Although work is constantly being done in Serbia to harmonise the legislative framework with that of Europe, it is necessary for more uniform practice among the Serbian courts, but also greater efficiency of the judiciary and regulatory bodies that would follow these changes
The previous period has seen legislative progress observed in various areas that are covered by the White Book. First and foremost, the new Law on Consumer Protection has been adopted and has created a significant shift from the perspective of resolving consumer disputes. The new legal solutions introduced a mechanism for out-of-court settlements of consumer disputes that functions adequately in practice, in contrast to previous solutions.
It nonetheless appears as though the greatest progress in the Serbian legislative framework has been achieved in the domain of energy, with the adopting of a set of regulations governing the use of renewable energy sources. The most important and umbrella regulation in this area is the Law on the Use of Renewable Energy Sources. This is the first law that exclusively addresses renewable energy sources and that has established a new incentive system for projects that use renewable sources. The incentive system encompasses a premium on the price of electricity that will be paid to companies that prove victorious in the auctions. It is necessary to bear in mind that actual auctions have yet to be carried out because the relevant statute (to regulate balanced liability) has yet to be adopted. Whatever the case, this Law, and the regulations adopted on the basis of it, represent great success for Serbia in the domain of renewable energy sources and the green agenda.
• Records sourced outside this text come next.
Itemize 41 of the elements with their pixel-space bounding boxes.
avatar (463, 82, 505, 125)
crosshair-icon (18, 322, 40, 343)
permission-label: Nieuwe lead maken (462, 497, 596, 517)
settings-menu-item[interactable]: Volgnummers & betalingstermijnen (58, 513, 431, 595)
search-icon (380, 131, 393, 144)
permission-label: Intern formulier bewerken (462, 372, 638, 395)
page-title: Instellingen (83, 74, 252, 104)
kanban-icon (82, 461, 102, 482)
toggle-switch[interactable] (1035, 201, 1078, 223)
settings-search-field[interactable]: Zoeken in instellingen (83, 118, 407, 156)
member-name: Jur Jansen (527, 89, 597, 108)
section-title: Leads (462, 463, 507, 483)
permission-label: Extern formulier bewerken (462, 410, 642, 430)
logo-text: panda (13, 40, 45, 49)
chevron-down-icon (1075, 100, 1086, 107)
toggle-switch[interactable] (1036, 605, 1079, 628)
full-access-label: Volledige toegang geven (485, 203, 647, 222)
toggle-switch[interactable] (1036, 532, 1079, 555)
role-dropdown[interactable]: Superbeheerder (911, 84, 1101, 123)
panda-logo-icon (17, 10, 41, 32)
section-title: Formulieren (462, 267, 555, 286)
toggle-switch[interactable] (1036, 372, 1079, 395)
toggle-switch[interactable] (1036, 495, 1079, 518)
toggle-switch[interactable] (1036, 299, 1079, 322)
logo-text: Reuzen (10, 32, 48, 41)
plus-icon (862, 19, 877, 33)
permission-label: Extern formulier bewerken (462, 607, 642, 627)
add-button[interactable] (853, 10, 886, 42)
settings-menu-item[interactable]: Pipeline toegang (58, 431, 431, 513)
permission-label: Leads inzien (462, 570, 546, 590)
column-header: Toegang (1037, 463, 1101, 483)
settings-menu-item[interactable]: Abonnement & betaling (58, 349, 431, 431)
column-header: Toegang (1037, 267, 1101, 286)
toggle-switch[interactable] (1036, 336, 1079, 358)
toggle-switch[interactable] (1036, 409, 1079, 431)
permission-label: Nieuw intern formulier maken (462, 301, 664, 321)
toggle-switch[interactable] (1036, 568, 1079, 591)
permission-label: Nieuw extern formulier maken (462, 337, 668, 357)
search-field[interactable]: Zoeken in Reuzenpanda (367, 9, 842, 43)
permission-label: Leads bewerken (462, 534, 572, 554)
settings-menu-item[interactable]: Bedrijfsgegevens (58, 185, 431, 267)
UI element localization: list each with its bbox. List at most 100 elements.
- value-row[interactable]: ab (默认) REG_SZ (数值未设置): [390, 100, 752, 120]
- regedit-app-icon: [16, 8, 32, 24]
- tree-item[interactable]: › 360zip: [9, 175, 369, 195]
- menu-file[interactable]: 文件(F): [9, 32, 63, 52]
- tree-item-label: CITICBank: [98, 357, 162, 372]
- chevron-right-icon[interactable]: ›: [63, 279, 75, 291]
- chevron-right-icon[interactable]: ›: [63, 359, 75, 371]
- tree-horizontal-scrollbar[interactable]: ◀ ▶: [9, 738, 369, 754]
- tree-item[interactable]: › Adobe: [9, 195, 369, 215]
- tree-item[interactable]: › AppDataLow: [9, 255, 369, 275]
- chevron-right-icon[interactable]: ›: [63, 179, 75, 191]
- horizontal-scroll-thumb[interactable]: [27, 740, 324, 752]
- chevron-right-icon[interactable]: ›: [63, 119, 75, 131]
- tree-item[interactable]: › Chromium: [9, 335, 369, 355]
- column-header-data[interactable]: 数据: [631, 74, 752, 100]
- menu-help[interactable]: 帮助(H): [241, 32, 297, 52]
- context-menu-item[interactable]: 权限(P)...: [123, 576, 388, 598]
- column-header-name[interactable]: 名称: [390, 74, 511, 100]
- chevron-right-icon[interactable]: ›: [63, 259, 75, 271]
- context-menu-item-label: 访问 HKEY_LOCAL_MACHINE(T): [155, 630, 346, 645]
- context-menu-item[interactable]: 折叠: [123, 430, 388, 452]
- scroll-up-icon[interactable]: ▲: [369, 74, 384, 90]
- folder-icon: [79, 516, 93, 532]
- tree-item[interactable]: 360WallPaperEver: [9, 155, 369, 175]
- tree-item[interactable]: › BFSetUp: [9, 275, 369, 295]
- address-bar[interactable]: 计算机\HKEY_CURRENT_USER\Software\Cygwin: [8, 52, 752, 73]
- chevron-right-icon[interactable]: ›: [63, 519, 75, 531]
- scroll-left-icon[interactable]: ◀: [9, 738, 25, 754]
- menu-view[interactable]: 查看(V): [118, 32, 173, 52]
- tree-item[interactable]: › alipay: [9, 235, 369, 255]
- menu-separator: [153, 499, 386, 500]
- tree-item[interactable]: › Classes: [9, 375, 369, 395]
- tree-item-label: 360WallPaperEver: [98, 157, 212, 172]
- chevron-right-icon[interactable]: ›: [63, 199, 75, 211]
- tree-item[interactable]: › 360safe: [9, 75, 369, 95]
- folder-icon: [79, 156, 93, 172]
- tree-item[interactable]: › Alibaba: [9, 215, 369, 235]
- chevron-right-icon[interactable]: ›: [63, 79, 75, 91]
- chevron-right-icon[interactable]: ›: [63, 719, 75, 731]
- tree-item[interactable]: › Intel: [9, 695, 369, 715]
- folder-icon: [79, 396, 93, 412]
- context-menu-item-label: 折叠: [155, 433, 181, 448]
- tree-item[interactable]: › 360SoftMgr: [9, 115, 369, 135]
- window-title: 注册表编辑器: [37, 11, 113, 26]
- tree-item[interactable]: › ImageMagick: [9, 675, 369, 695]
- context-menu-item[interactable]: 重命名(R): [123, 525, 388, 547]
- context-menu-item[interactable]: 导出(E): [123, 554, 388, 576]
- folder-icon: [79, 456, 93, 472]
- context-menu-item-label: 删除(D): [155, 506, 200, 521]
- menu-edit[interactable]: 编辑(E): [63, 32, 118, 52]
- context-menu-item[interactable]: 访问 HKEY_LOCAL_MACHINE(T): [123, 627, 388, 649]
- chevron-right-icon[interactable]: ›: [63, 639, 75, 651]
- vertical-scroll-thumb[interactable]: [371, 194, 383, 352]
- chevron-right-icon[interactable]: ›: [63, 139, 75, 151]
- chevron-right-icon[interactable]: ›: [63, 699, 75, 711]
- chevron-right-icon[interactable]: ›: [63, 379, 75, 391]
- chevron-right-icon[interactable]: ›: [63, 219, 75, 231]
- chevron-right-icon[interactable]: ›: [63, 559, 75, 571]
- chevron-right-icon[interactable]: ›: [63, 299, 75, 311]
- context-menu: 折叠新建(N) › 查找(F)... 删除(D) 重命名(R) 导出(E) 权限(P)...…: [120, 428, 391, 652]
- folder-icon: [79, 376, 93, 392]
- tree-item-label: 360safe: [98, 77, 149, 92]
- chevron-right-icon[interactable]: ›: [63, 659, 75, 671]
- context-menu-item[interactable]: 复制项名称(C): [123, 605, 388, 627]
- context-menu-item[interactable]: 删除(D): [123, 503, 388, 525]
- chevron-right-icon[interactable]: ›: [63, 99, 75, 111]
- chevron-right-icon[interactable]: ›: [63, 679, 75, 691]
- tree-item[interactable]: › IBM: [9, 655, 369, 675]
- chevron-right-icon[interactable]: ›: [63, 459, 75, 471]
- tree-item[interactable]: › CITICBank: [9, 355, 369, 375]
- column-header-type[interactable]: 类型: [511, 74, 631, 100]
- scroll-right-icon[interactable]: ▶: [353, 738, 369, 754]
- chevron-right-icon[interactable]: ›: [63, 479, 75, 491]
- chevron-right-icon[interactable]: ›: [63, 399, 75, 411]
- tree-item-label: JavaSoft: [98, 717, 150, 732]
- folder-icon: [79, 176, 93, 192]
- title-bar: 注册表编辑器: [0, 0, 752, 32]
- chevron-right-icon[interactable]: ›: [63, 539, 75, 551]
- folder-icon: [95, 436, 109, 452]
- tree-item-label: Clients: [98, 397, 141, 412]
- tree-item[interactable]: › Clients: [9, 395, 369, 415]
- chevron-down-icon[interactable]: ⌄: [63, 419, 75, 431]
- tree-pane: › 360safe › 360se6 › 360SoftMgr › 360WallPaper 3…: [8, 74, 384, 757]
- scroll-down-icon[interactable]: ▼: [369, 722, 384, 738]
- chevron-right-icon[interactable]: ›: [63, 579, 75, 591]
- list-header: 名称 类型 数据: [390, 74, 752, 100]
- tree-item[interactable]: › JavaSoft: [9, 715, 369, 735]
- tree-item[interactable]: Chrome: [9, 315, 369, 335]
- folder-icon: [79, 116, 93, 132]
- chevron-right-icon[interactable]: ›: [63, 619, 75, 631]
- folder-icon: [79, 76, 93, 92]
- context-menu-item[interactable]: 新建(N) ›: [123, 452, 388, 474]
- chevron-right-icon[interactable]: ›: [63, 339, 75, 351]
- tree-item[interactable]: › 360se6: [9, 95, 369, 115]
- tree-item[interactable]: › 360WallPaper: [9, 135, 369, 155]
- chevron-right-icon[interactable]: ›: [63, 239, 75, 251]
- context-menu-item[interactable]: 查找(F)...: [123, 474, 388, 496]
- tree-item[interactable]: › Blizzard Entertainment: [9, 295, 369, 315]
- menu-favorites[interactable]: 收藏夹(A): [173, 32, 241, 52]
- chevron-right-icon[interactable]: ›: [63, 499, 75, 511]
The Law on the Use of Renewable Energy Sources, and the regulations adopted on the basis of it, represent great success for Serbia in the domain of renewable energy sources and the green agenda
The adoption of the new Law on the Protection of Trade Secrets also represents a notable advance – this new Law more precisely determines various issues, deals more with protecting trade secrets from the aspect of protecting intellectual property, and represents even greater harmonisation with EU regulations. The new Law on the Capital Market has also been adopted and also provides for the more detailed regulating of various topics, which represents further harmonisation with EU regulations and should serve to accelerate the development of the capital market in Serbia. It will only begin to be applied in 2023, thus more time is required to determine this Law’s true effect.
With regard to the aforementioned harmonisation with EU regulations, it is generally necessary to stress that laws are being constantly passed and amended in Serbia in order for the domestic regulatory framework to be harmonised with the EU regulatory framework and in order to achieve the market economy standards that exist in the EU. However, it is my consideration that there is plenty of room for progress and advancement when it comes to the implementation of (new) legal provisions or the achieving of EU standards, which the FIC Legal Committee will continue to work on. It is primarily necessary for more uniform practice among the Serbian courts, but also greater efficiency of the judiciary and regulatory bodies (in which there should be no neglecting of the work required to improve the relevant bodies, considering the large number of new and specific areas of importance to the business environment). Similarly, more practical options for implementing various legal solutions should be enabled (as would be the case with the introduction of “foreign” electronic signatures that would ease business operations in Serbia significantly). Finally, it is also necessary to adopt new laws in certain areas, as is the case with the protection of competition, for example, or to work on improving existing regulations, as is the case with the Law on Personal Data Protection.